All of this happens during the handshake, before a single byte of the page loads. By the time you see the padlock, those four checks have already passed.
Common mistakes
"The padlock —or the valid certificate— means the company is legitimate or trustworthy." Not necessarily. A DV (domain validation) certificate, the most common one, only proves that whoever requested it controls the domain, not who the organization behind it is. A fraudulent site can hold a perfectly valid certificate for its own domain. The certificate proves domain control and enables encryption; it does not vouch for honesty.
Around that central confusion there are a few other common slips:
- Mistaking "valid certificate" for "trustworthy site". The padlock says "the connection is private and I'm talking to whoever controls this domain", not "these people are honest".
- Using self-signed certificates in production. A certificate that signs itself descends from no trusted root: the browser rejects it and trains users to click through warnings.
- Ignoring the expiration date. An expired certificate takes the site down for everyone, all at once. It's one of the most common —and most avoidable— causes of outages in production.
The banking angle
In banking, PKI isn't limited to consuming public certificates for customer-facing sites. Behind the scenes, institutions run their own internal PKI so services authenticate to each other before exchanging anything.
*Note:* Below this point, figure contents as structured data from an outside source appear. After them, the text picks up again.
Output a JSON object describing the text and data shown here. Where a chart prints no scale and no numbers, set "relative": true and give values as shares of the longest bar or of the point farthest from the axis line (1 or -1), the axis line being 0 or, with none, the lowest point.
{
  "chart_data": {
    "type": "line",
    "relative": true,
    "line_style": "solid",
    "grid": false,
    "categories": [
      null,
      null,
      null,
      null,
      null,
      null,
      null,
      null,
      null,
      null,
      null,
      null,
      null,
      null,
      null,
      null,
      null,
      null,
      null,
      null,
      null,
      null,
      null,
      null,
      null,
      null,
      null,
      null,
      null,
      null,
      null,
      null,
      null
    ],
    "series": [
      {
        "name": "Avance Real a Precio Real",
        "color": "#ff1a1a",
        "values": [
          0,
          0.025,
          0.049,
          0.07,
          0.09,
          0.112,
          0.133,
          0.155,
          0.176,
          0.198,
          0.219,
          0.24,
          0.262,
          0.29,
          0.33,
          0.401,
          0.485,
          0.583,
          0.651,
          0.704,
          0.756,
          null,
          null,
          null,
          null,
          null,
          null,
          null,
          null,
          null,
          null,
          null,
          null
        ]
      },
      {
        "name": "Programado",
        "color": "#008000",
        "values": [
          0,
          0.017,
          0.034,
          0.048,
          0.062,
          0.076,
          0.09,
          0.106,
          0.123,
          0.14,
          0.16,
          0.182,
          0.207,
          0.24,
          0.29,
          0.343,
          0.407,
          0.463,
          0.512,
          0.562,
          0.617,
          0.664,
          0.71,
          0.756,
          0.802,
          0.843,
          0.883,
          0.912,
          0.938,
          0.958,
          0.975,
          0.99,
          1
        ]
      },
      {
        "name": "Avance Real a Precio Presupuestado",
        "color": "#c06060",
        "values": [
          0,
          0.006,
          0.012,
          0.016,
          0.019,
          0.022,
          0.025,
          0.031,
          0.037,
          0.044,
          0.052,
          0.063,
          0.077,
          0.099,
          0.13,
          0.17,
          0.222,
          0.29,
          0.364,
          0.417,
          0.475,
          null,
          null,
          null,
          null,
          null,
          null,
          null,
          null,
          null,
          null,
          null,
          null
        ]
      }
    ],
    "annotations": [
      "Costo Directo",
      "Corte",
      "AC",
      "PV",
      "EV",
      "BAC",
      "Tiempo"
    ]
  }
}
- mTLS (mutual TLS). On a public service, only the server presents a certificate; the client doesn't. In banking, between critical services they use mTLS: both ends present a certificate and validate each other. No one talks to anyone without proving identity.
- Controlled issuance, rotation and revocation. The internal PKI issues short-lived certificates, rotates them automatically, and can revoke them instantly if a service is compromised —without depending on an external public CA—.
- Pinning. For critical services they "pin" exactly which certificate or which CA is expected from the counterparty. If a different one shows up —even a technically valid one—, it's rejected. It's a direct defense against impersonation and against a compromised CA.
Trust on the web isn't magic: it's a chain of signatures someone has to issue, validate and renew on time. The padlock is the visible result of that chain working. In a bank, where each service proves itself to the next, that chain isn't left to chance —it's governed—.